Deuxième lecture--Suite du débat

28 octobre 2025


L’honorable Clément Gignac [ + ]

Honorables sénateurs, permettez-moi tout d’abord de féliciter mon amie et ex-homologue ministre de l’Économie de l’Ontario pour son discours inaugural.

Chers collègues, je prends la parole aujourd’hui au sujet du projet de loi S-206, Loi concernant l’élaboration d’un cadre national sur le revenu de base garanti suffisant.

Pour ceux qui me connaissent bien, ce n’est pas mon habitude d’intervenir sur un projet de loi à l’étape de la deuxième lecture avant même qu’un comité du Sénat en soit saisi. Toutefois, est-ce bien le cas avec ce projet de loi? La réponse est non.

En effet, la session dernière, j’ai eu la chance d’étudier en profondeur le projet de loi S-233, qui était le prédécesseur du projet de loi S-206.

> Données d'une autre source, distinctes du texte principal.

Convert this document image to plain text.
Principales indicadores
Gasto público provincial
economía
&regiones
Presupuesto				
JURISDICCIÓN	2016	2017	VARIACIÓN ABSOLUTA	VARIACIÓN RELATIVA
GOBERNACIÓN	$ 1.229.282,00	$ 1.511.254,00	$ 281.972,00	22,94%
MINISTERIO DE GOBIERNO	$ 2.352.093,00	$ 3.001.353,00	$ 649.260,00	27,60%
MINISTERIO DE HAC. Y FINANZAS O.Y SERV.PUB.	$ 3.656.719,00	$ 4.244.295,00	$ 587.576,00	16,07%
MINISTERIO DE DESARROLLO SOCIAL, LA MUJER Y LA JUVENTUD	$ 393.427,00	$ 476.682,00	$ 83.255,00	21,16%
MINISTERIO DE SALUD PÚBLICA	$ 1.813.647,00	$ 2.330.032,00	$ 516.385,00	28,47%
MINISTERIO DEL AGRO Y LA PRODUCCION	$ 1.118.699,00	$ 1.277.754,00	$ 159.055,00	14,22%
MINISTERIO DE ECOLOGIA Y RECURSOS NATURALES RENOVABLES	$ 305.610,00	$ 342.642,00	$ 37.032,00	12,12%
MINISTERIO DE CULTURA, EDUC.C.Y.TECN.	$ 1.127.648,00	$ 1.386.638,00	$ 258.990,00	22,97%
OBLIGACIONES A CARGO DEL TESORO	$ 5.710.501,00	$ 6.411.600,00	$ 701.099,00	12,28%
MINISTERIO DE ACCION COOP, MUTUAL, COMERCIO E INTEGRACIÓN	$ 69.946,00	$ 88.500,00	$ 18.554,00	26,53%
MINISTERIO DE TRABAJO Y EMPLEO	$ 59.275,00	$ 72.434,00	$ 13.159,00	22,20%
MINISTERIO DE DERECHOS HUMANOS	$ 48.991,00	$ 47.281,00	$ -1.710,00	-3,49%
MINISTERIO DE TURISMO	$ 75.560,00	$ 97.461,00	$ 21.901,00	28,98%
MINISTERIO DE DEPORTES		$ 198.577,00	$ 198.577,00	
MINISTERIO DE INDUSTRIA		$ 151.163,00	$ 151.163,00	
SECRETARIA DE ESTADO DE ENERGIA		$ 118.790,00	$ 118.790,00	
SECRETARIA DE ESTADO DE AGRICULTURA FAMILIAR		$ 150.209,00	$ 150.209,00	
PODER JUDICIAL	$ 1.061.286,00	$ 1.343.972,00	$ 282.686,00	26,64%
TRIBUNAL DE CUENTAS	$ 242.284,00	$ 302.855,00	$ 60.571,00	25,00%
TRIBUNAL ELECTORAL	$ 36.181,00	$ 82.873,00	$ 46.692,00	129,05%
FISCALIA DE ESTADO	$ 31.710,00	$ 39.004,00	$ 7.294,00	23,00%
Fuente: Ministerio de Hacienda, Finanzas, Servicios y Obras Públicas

Le Comité sénatorial permanent des finances nationales a consacré quatre réunions à l’étude de ce projet de loi, ce qui est assez typique d’un projet de loi d’intérêt public. Je crois donc être en mesure de me prononcer dès maintenant sur le fond du projet de loi.

Je commencerai par dire que l’intention de la sénatrice Pate est tout à fait louable. À l’instar de la majorité d’entre vous dans cette Chambre, je souhaite voir une réduction du taux de pauvreté dans notre société.

Il y a des raisons de croire que les transferts monétaires directs peuvent, dans certains cas, servir de solution efficace à la pauvreté. Cependant, les preuves suggèrent que l’implantation d’un revenu de base garanti universel n’est pas un remède efficace à la lutte contre la pauvreté. Un tel programme peut également être financièrement hasardeux, selon les paramètres retenus.

Le projet de loi S-206 stipule qu’un tel programme doit s’appliquer à toute personne âgée de plus de 17 ans et qu’il n’est pas obligatoire de suivre un programme d’études ou de participer au marché du travail pour y être admissible.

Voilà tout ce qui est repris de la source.